GoNNER est un rêve audiovisuel morbide

J
Jon Irwin
9 oct. 2023

Jouer à GoNNER, c'est s'immerger dans le délire pigmenté d'un mauvais rêve qui prend une tournure agréable.

La logique onirique s'étend à chaque aspect de ce mélange punitif et enivrant de run-and-gun et de rogue-like. Les plateformes sont-elles faites en os... ou s'agit-il des gribouillages d'un enfant perturbé ? Elles se matérialisent sous vos pieds telle une voie ferrée qui se forme au fur et à mesure devant un train à pleine vitesse. Vous ne voyez jamais tout l'espace généré de manière procédurale en une fois. Celui-ci se révèle à mesure que vous l'explorez. 

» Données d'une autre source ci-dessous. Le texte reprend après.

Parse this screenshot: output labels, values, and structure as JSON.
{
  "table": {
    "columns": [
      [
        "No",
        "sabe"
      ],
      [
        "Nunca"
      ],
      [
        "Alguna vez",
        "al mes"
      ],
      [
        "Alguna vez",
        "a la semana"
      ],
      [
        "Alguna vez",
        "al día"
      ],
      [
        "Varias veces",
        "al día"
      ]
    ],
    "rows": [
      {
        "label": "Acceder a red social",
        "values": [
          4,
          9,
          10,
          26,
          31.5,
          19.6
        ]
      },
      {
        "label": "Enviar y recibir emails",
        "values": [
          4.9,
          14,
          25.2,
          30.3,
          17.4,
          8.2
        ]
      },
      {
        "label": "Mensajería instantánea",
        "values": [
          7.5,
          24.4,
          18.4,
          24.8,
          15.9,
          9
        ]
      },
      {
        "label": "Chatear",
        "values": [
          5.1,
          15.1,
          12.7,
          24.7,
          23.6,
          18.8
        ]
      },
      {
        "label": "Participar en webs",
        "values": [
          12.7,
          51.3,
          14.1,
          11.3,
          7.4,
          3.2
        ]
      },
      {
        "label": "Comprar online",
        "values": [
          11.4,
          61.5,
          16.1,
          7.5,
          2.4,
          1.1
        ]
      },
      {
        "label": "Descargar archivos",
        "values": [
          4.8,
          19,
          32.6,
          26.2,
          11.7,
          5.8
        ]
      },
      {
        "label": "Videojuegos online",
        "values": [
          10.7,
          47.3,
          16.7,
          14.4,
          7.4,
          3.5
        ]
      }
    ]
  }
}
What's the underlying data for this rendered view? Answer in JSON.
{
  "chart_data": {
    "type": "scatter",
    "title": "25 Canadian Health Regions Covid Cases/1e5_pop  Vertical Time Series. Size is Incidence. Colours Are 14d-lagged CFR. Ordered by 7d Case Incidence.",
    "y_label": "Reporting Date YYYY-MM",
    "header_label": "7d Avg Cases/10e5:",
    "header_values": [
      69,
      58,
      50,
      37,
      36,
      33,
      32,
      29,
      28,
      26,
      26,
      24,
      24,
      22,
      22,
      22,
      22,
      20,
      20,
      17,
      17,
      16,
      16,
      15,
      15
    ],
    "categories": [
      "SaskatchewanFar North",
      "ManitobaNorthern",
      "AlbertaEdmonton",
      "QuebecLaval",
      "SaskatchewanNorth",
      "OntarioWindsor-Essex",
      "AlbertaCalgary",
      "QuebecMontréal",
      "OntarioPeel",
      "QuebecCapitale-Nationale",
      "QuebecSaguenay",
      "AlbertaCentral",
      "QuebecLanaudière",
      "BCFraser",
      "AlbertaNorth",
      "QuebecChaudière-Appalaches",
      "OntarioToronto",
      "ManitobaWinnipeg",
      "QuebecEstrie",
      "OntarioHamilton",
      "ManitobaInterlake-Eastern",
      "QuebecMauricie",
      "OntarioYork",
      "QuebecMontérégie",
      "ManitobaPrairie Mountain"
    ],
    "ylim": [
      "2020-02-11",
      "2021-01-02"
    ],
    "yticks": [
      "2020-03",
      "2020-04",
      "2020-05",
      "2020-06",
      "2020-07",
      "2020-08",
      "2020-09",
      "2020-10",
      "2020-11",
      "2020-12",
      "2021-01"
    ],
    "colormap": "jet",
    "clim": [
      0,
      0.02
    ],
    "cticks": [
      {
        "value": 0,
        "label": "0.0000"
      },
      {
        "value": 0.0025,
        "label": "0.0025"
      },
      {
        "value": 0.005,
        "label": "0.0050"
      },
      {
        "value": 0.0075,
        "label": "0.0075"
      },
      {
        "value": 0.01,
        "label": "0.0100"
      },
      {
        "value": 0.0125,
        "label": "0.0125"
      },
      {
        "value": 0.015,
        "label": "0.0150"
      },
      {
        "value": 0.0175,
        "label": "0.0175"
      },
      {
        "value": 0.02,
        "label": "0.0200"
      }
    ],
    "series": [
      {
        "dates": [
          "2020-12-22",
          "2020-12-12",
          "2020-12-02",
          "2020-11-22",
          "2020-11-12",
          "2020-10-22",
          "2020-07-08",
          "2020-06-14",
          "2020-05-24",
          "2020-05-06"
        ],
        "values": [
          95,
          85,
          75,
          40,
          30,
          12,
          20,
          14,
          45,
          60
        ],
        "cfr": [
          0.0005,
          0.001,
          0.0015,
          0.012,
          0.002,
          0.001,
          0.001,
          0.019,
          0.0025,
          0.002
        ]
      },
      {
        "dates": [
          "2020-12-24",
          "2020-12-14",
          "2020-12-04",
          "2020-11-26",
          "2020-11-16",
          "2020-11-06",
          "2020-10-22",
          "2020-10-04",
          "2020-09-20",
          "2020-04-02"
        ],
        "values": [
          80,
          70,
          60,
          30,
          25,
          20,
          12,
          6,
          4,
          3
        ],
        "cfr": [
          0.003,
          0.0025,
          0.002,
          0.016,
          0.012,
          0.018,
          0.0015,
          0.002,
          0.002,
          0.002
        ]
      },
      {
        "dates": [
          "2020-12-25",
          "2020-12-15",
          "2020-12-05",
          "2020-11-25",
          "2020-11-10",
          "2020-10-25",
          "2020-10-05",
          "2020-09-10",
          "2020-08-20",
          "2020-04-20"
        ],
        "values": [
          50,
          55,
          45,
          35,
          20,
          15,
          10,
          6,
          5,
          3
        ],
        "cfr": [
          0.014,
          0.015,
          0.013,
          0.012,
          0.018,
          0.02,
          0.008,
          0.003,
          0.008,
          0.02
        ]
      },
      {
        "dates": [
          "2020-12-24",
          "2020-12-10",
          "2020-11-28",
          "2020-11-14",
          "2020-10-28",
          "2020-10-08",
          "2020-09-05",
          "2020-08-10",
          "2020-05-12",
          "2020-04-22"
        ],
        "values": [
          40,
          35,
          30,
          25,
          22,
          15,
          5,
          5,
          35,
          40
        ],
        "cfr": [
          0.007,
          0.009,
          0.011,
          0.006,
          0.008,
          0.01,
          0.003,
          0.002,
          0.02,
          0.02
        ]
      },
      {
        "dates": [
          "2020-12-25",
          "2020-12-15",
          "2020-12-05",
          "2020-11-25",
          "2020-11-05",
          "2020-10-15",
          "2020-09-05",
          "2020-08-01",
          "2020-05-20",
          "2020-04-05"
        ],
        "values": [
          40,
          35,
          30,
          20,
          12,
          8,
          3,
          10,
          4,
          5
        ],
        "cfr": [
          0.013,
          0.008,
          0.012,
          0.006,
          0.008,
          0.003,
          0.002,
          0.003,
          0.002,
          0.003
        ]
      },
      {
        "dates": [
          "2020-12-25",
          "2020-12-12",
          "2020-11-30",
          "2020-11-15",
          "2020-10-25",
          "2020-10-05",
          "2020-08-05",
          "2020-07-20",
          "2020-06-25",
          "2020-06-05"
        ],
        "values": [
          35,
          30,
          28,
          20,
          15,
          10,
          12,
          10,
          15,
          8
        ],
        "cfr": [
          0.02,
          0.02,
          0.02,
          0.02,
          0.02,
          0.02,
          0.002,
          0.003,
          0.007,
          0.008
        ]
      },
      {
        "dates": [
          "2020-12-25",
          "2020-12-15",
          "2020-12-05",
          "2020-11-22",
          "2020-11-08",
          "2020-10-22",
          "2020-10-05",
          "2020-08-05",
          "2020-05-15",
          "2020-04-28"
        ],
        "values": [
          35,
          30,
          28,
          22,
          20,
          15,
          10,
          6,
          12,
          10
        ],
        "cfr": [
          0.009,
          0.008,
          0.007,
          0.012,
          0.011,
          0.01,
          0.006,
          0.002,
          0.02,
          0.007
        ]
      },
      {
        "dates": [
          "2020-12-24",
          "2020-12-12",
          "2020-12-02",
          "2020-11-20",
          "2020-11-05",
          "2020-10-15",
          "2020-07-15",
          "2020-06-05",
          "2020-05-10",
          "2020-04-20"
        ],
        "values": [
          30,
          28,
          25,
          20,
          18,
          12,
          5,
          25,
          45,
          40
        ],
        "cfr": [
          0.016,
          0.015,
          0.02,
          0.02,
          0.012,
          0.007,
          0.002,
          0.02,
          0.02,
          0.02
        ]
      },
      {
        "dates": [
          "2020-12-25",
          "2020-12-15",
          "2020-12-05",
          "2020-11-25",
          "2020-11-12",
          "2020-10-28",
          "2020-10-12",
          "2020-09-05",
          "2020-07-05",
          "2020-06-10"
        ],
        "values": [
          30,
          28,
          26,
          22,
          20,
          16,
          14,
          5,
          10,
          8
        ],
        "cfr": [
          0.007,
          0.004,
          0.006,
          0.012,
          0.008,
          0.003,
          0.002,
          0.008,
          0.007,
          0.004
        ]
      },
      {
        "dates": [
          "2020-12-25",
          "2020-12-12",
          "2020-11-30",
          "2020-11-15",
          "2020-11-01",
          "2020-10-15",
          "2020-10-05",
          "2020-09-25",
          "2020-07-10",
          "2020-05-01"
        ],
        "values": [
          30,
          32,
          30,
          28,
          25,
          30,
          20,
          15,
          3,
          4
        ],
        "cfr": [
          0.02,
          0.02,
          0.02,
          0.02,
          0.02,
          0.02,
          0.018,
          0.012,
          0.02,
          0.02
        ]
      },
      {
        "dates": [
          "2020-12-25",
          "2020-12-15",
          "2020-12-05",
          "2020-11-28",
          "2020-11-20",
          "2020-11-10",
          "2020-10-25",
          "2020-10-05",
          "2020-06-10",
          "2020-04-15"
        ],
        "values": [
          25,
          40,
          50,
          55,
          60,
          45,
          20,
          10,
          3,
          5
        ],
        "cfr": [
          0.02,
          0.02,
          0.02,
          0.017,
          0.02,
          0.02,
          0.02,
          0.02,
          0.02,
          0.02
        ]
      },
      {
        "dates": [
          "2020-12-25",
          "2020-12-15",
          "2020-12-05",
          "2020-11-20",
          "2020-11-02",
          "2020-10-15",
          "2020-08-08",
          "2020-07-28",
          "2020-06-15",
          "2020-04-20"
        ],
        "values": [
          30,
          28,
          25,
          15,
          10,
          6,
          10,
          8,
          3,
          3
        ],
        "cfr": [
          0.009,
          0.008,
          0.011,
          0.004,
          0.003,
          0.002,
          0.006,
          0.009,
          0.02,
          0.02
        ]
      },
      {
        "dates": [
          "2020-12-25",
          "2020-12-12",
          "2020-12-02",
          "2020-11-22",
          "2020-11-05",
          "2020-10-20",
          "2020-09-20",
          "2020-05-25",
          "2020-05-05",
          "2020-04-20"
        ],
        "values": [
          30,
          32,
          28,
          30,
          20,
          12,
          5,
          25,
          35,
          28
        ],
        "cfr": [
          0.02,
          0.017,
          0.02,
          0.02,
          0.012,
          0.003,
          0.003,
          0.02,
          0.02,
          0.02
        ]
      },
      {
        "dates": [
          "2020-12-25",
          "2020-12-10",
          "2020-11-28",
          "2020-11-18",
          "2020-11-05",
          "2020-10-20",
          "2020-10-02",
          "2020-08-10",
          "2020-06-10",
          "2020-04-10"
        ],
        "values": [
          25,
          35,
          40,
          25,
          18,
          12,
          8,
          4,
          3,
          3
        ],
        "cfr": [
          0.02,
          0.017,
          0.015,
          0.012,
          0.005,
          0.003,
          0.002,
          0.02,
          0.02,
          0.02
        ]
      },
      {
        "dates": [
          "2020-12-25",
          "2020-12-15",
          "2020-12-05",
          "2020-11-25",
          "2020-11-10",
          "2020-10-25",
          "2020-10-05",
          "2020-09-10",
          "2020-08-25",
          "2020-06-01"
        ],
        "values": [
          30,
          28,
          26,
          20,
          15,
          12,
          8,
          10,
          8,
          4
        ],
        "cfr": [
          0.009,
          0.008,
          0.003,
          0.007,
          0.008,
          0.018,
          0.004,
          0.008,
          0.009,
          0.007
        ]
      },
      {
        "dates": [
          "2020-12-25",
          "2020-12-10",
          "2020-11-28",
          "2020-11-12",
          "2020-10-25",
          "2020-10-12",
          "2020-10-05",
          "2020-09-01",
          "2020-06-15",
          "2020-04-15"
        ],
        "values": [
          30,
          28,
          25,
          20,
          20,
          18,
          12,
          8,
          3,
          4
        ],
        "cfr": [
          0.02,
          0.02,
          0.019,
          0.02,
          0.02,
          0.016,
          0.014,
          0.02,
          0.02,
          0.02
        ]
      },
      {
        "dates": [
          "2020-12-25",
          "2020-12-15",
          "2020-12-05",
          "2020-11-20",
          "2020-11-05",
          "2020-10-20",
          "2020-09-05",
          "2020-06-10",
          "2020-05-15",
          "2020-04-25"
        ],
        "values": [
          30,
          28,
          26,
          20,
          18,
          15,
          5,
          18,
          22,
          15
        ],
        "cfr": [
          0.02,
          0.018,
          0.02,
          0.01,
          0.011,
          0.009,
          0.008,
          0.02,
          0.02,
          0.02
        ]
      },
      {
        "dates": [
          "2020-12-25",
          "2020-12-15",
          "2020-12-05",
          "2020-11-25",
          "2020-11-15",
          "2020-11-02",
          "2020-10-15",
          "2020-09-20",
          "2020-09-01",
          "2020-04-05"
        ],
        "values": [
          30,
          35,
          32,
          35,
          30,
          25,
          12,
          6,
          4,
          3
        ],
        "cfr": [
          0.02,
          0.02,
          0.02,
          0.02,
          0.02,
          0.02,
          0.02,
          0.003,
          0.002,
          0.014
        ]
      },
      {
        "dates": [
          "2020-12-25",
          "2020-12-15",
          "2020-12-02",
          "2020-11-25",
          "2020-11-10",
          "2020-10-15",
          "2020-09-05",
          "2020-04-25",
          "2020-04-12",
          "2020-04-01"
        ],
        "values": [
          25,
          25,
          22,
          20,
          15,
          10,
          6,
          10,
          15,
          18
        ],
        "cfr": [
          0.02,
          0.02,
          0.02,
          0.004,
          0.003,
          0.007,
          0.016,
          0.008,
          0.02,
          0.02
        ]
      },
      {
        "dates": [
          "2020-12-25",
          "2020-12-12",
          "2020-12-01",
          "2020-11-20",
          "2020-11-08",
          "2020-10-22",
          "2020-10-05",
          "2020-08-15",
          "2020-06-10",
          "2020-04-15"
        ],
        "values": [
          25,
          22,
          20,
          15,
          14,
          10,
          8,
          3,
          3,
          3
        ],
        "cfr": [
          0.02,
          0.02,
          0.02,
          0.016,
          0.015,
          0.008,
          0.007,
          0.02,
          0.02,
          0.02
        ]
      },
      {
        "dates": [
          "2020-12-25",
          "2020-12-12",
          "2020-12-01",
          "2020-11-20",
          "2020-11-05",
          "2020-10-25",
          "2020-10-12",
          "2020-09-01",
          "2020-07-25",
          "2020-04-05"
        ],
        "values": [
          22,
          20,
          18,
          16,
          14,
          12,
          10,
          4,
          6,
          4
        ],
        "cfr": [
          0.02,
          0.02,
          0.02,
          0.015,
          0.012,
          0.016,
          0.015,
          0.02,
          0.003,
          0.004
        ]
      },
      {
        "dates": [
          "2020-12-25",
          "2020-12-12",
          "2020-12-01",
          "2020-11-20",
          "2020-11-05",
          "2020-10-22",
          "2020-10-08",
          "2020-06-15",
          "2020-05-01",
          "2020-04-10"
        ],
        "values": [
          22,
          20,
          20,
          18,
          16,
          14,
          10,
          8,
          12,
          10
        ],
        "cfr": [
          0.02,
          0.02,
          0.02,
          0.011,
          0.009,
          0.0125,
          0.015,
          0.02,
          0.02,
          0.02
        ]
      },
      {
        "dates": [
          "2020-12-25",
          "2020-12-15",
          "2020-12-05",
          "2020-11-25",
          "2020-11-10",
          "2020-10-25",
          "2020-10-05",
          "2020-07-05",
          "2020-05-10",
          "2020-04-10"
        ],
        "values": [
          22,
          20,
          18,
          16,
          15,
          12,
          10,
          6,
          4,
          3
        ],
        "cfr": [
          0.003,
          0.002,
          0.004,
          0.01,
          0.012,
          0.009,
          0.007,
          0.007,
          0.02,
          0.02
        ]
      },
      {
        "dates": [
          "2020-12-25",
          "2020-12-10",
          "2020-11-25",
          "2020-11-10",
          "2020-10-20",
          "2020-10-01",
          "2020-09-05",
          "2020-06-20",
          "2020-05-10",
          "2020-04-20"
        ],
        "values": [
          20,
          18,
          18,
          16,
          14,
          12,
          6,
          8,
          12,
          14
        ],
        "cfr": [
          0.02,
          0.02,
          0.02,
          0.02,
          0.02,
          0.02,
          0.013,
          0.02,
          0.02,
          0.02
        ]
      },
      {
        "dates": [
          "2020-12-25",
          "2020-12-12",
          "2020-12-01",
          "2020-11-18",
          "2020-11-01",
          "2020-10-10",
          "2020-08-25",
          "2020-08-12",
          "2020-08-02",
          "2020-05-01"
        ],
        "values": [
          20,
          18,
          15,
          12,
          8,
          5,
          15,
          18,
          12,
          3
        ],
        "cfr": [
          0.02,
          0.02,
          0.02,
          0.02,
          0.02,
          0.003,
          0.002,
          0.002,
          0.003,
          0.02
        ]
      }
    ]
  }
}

Par contre, vous verrez des créatures absolument partout. Vous rencontrerez toute une faune monochrome, mais attention, certaines espèces sont plus malveillantes que d'autres. Vous pourrez les détruire avec votre équipement de choix : l'une des douzaines d'armes déblocables, un sac à dos avec une capacité spéciale (une explosion circulaire, un rechargement instantané, un canon turbo...) et une tête cueillie sur un arbre des enfers (chaque crâne possède une amélioration unique). Vous effectuez des combos lorsque vous crachez des munitions et sautez sur des bestioles. Cela augmente votre score et vous octroie des glyphes violets, nécessaires à l'achat d'une nouvelle vie.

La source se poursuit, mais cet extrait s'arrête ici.